In a new case, the world’s biggest social networking was found to be involved in sharing data with phone companies, including Apple, Amazon, BlackBerry, Microsoft and Samsung.

During the last decade, Facebook has formed data-sharing partnerships with 60 device makers giving them access to information of users and even their friends, according to New York Times.

The partnerships raise concerns about the company’s privacy protections and compliance with a 2011 consent decree with the Federal Trade Commission (FTC).

The report added that the social media giant went overboard in breaching its own data policy as it not only shared users’ information but also allowed the device companies access to the data of users’ friends as well. Importantly, it was all happening without the explicit consent of users and even after declaring that it would no longer share such information with outsiders.
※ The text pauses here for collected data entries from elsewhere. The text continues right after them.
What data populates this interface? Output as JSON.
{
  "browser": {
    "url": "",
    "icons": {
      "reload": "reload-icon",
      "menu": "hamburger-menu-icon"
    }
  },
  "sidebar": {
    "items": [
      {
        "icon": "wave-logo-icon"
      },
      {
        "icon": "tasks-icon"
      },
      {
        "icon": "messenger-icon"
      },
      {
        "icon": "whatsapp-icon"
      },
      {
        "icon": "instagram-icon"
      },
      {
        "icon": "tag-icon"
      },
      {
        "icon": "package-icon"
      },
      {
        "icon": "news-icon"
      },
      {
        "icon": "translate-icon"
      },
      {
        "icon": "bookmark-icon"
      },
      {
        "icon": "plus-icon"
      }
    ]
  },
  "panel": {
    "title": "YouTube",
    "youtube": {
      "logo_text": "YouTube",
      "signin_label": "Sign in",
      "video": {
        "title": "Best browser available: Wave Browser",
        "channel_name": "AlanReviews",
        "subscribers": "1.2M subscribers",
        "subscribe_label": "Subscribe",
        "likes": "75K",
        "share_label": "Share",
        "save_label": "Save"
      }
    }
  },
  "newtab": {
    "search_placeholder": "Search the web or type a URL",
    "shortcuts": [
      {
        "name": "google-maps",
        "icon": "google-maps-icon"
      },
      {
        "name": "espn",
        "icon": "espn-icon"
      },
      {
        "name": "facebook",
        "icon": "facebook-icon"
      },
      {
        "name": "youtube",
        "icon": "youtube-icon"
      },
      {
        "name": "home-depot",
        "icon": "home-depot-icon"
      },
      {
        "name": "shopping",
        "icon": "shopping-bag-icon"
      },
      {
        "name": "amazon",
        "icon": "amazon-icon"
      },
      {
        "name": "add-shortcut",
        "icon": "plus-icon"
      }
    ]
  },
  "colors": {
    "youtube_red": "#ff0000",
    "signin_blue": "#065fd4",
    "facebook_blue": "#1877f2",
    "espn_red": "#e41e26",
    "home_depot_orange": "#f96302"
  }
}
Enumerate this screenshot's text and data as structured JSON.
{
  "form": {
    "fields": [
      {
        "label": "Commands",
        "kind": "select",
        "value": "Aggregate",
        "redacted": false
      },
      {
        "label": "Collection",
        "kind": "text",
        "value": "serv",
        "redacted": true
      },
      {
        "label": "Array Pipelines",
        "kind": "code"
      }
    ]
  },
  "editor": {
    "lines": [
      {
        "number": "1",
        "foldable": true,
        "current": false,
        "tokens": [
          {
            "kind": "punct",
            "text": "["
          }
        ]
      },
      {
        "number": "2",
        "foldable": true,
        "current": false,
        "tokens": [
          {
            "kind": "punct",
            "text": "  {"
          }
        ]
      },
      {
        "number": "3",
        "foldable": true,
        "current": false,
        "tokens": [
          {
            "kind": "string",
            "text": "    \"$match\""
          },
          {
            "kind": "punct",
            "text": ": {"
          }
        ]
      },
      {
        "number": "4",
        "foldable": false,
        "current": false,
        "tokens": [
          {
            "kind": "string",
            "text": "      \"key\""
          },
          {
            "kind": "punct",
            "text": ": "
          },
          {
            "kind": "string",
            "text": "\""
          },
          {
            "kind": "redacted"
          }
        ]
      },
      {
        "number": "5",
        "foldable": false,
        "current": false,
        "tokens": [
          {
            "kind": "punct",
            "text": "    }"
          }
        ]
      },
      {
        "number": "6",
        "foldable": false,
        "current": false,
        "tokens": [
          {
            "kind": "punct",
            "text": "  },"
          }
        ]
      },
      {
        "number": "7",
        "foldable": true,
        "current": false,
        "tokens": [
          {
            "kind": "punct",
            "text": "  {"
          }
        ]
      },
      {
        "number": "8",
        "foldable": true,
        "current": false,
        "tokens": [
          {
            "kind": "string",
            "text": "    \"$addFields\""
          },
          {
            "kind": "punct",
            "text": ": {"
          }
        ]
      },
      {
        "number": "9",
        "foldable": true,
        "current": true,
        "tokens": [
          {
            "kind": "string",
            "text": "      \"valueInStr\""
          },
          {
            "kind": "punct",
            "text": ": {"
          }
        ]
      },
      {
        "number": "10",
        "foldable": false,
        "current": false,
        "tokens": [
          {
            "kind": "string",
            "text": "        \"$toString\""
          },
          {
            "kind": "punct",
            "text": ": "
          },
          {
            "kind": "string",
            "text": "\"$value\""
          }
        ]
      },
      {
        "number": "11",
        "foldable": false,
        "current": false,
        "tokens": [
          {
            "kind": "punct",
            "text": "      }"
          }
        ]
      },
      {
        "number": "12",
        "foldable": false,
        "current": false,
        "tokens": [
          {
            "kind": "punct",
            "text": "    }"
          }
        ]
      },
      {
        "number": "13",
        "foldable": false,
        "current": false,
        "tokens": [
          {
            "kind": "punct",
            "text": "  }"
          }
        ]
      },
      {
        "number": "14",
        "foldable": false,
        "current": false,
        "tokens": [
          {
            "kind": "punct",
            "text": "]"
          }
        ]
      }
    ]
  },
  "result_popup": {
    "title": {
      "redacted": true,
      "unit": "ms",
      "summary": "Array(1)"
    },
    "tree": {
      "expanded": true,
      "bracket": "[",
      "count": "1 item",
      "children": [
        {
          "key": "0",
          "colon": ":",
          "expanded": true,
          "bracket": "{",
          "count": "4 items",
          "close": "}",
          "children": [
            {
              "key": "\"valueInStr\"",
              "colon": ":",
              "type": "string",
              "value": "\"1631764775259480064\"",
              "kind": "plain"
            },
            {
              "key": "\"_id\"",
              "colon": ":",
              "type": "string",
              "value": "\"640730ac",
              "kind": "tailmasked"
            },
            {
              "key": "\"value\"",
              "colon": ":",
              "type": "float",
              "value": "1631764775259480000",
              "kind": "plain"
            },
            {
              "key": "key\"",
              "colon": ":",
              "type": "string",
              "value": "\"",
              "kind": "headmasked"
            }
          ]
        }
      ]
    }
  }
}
When the newspaper sifted through the data, it found that device partners were able to access Facebook users’ relationship status, religion, political leaning and upcoming events, among other data.

The social networking company, however, has denied any breach of the FTC agreement and defended the data sharing as consistent with its privacy policies. They claimed that the partnerships contracts strictly limit the use of the data, including any stored on partners’ servers.

The event once again raises questions over the seriousness of the company’s commitment towards protecting users’ data.

A year after the Cambridge Analytica scandal in 2014, Facebook announced to cut off the kind of access it had given to developers prohibiting them from collecting information from users’ friends. But the company kept the makers of cellphones, tablets and other hardware from such restrictions.

The development was first reported by The New York Times.